Hay, sin embargo, otra
ideología que despierta sacrificios ingentes, básicos, sin mandato ni
recompensa. No por casualidad, sus protagonistas lejos de representar clases
ilustradas se encuentran en el pueblo llano, ese que responde ampliamente enriqueciendo
su propia pobreza. Niego conocer ejemplos de quienes se engallan ofreciendo un
esfuerzo particular y colectivo por personas en exclusión social o
económica. Con otros patrimonios difunden
medias componendas mientras oscurecen los propios y no es por alivio ni tregua
procedente de habitual humildad normativa. Esos militantes de Podemos saciados de
luchar por la “gente”, sanchistas bienhechores que masacran —aquellos y estos,
de forma inmisericorde— a los “furtivos amigos (PP y Vox) del capital sangriento”,
todavía no les conozco un amparo a nadie ni en ningún momento. Será error u
olvido mío.
Poder, dentro de su
complejidad inherente, se define de forma fácil si bien abarca incalculables
áreas de farragoso sumario. Elías Canetti mantenía que el poder da potestad a
decidir sobre la vida y la muerte. Este atropello es un derecho en los sistemas
totalitarios y le conceden al dictador apariencia de divinidad. Siendo cierta
tal afirmación, y parece haber razones para constatarlo, también lo es —en
algunos casos— que tales gobernantes padecen paranoia. Preservar el poder es
una agonía permanente, pero también una amenaza. Demasiados autores, filósofos
y sociólogos, coinciden en una raíz imprecisa, siempre transgresora, restrictiva,
enloquecida. Solo Foucault asegura que se asienta sobre la ignorancia de sus
agentes. El objetivo, por el contrario, deja de ser enigmático para convertirse
en algo acuñado, endémico, sempiterno: agresión y expolio social.
Coligiendo parcialmente a
Lavoisier en su ley sobre la materia, el poder se crea, pero no se destruye;
solo se transforma. A mayor abundamiento, puede cambiar de terminología, de
nomenclatura, pero jamás cambiará de encarnadura. El progreso, si acaso, ha suavizado
sus excesos al menos en apariencia.
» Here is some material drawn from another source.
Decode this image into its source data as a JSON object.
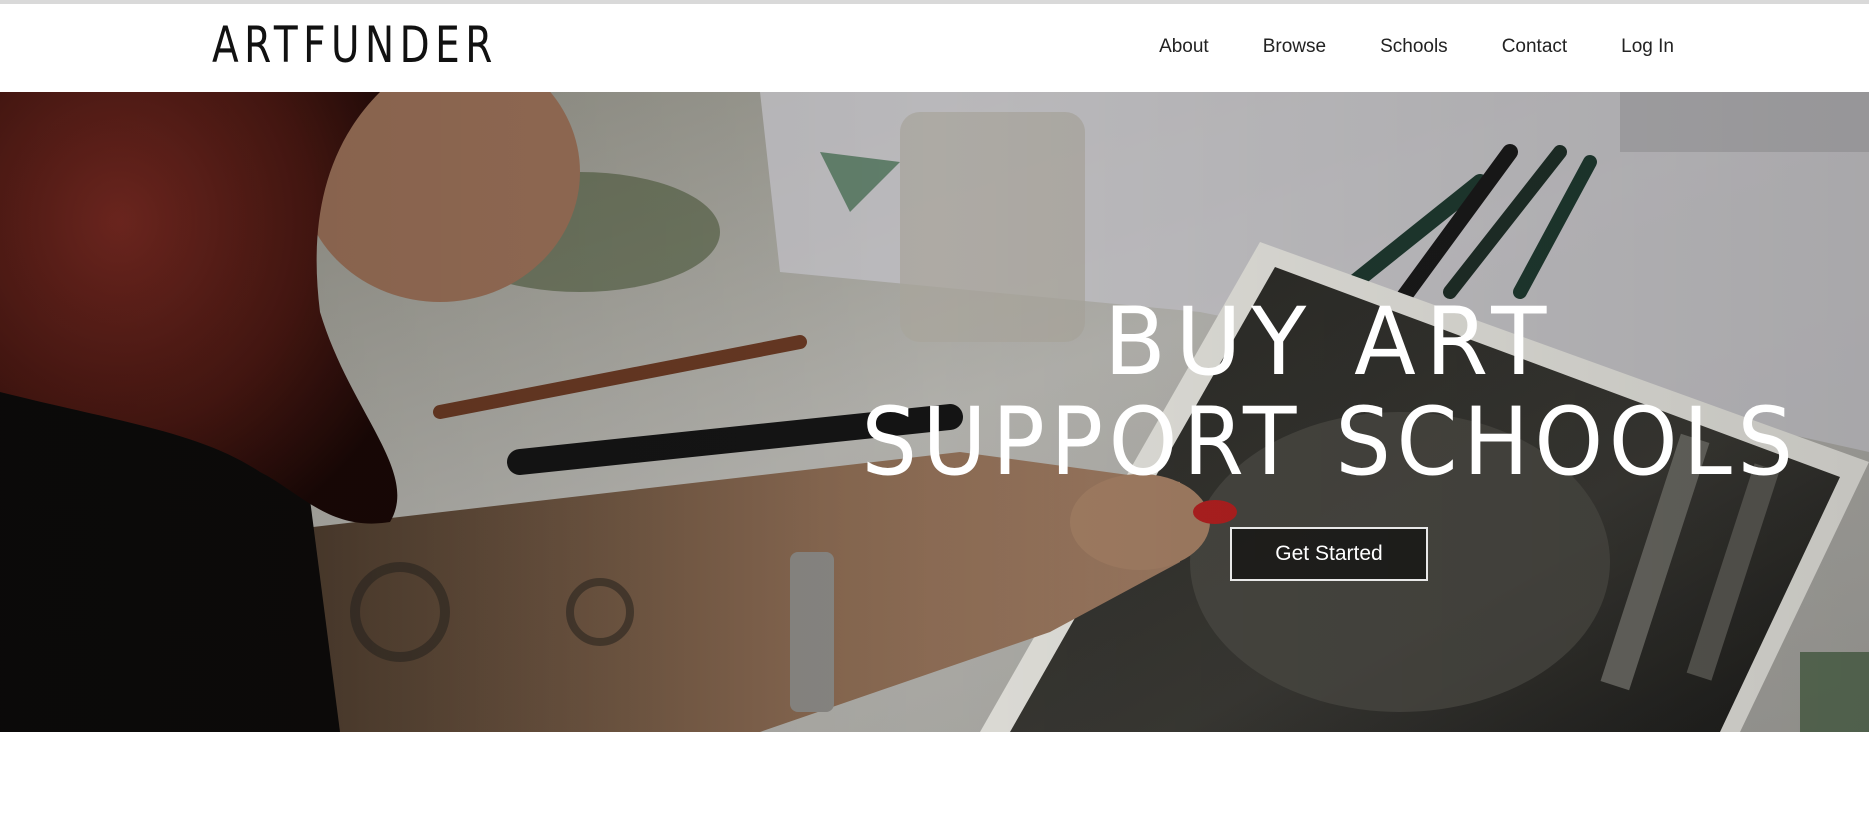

Analizando ciertas democracias, esta
nuestra, sobre todo, encontramos hábitos —no precisamente cartujos— nada
convergentes ni concebibles con los mínimos estándares al caso. Es muy probable
que nos topemos con un tipo poco común, en anormal y peyorativa catadura, que asimismo
exhibe registros notorios de autócrata. Soberbia, egolatría, divismo, constituyen
síntomas etiológicos obvios del déspota. Los españoles, según especula el
devenir, hemos perdido toda esperanza de que tal presidente y cómplices sean
juzgados y paguen sus culpas.
Cercano intelectualmente
al anarquismo que preconiza la libertad, esencia sustantiva del individuo, me
llevo mal con el poder, persistentemente coercitivo, en cualquiera de sus
variedades y manifestaciones. Sin embargo, uno me produce indignación especial,
diferenciada. Sí, me refiero a medios y periodistas; los llamados ilusamente “el
cuarto poder”. Mientras la sociedad esperaba de ellos neutralizar el poder
(así, en su concepción global), mientras en sus primeros pasos se peleaba
contra gigantes sanguinarios, mientras hoy siguen muriendo periodistas con
honor, indomables, una gran mayoría se vincula y busca abrigo con los
poderosos. Tanta indignidad no puede retribuirse con un cantero de pan ni con el
obtuso prurito de modernidad, progresía o valimiento. Hoy, genéricamente considerado.
el cuarto poder viste de luto riguroso, al menos en España.